A team led by researchers at I-Shou University School of Medicine tested the hypothesis that combined melatonin and exogenic adipose mesenchymal stem cell (ADMSC)-derived exosome treatment offers superior protection against liver ischemia-reperfusion (LIR) injury compared to either alone. In vitro studies utilized a macrophage cell line (RAW) pretreated with lipopolysaccharide and hepatocytes pretreated with melatonin or exosomes before hypoxia treatment, while in vitro experiments involved analyses of liver specimens from male adult Sprague-Dawley rats (n = 50) equally categorized into sham controls (SC), LIR only, LIR-exosome (100 µg, 30 minute post-LIR), LIR-melatonin (20 mg/kg, 30 minute post-LIR and 50 mg/kg at 6 and 18 hours post-LIR), and LIR-exosome-melatonin groups. In vitro studies showed suppression of inflammation (MIF, MMP-9, IL-1β, TNF-α, COX-2) and oxidative stress (NOX-1, NOX-2, oxidized protein)/apoptosis (cleaved caspase 3 and PARP) by exosome and exosome/melatonin treatment, respectively (all P<0.001). In vivo data demonstrated lowest liver injury score and plasma AST concentrations in LIR-exosome-melatonin group compared with other groups (P<0.001).

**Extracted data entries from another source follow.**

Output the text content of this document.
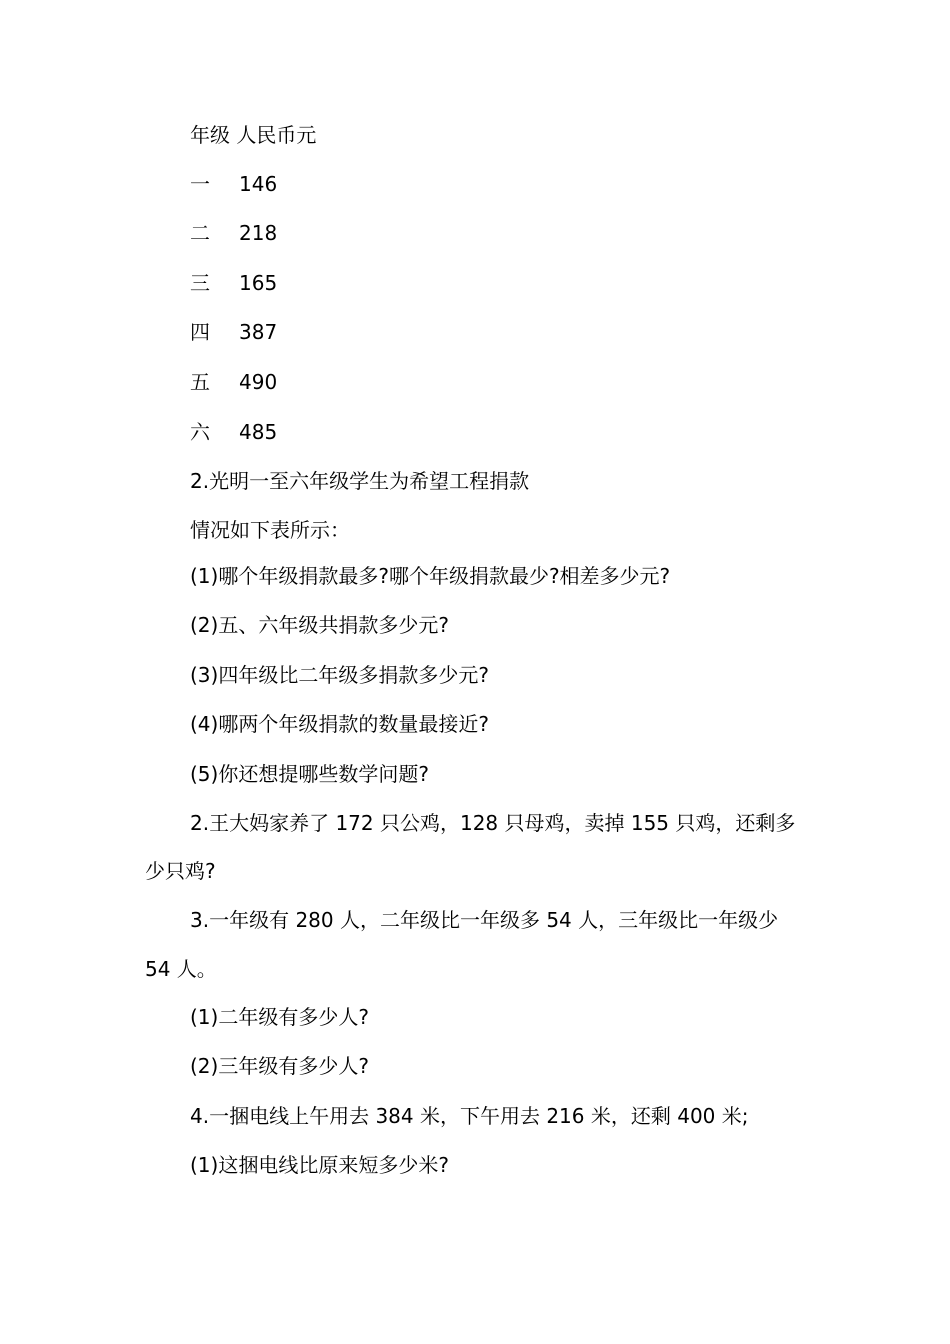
年级 人民币元
一 146
二 218
三 165
四 387
五 490
六 485
2.光明一至六年级学生为希望工程捐款
情况如下表所示：
(1)哪个年级捐款最多?哪个年级捐款最少?相差多少元?
(2)五、六年级共捐款多少元?
(3)四年级比二年级多捐款多少元?
(4)哪两个年级捐款的数量最接近?
(5)你还想提哪些数学问题?
2.王大妈家养了 172 只公鸡，128 只母鸡，卖掉 155 只鸡，还剩多
少只鸡?
3.一年级有 280 人，二年级比一年级多 54 人，三年级比一年级少
54 人。
(1)二年级有多少人?
(2)三年级有多少人?
4.一捆电线上午用去 384 米，下午用去 216 米，还剩 400 米;
(1)这捆电线比原来短多少米?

Proposed mechanisms underlying protective effects of exosome-melatonin treatment against liver ischemia-reperfusion injury based on findings of this study
A: Suppression of inflammatory responses (i.e., upregulated expressions of pro-inflammatory biomarkers) in macrophage in vitro by exosomes after lipopolysaccharide (LPS) pre-treatment. B: In vitro alleviation of oxidative stress and apoptosis in hepatocytes after exosome/melatonin treatment before hypoxic stimulation. C: In vivo impacts of exosome/melatonin treatment on inflammation, oxidative stress, DNA damage, mitochondrial damage, apoptosis, and immune reactions that contribute to impaired hepatocyte and histological integrity.
In conclusion, combined exosome-melatonin regimen was superior to either alone in protecting the liver against ischemia-reperfusion injury.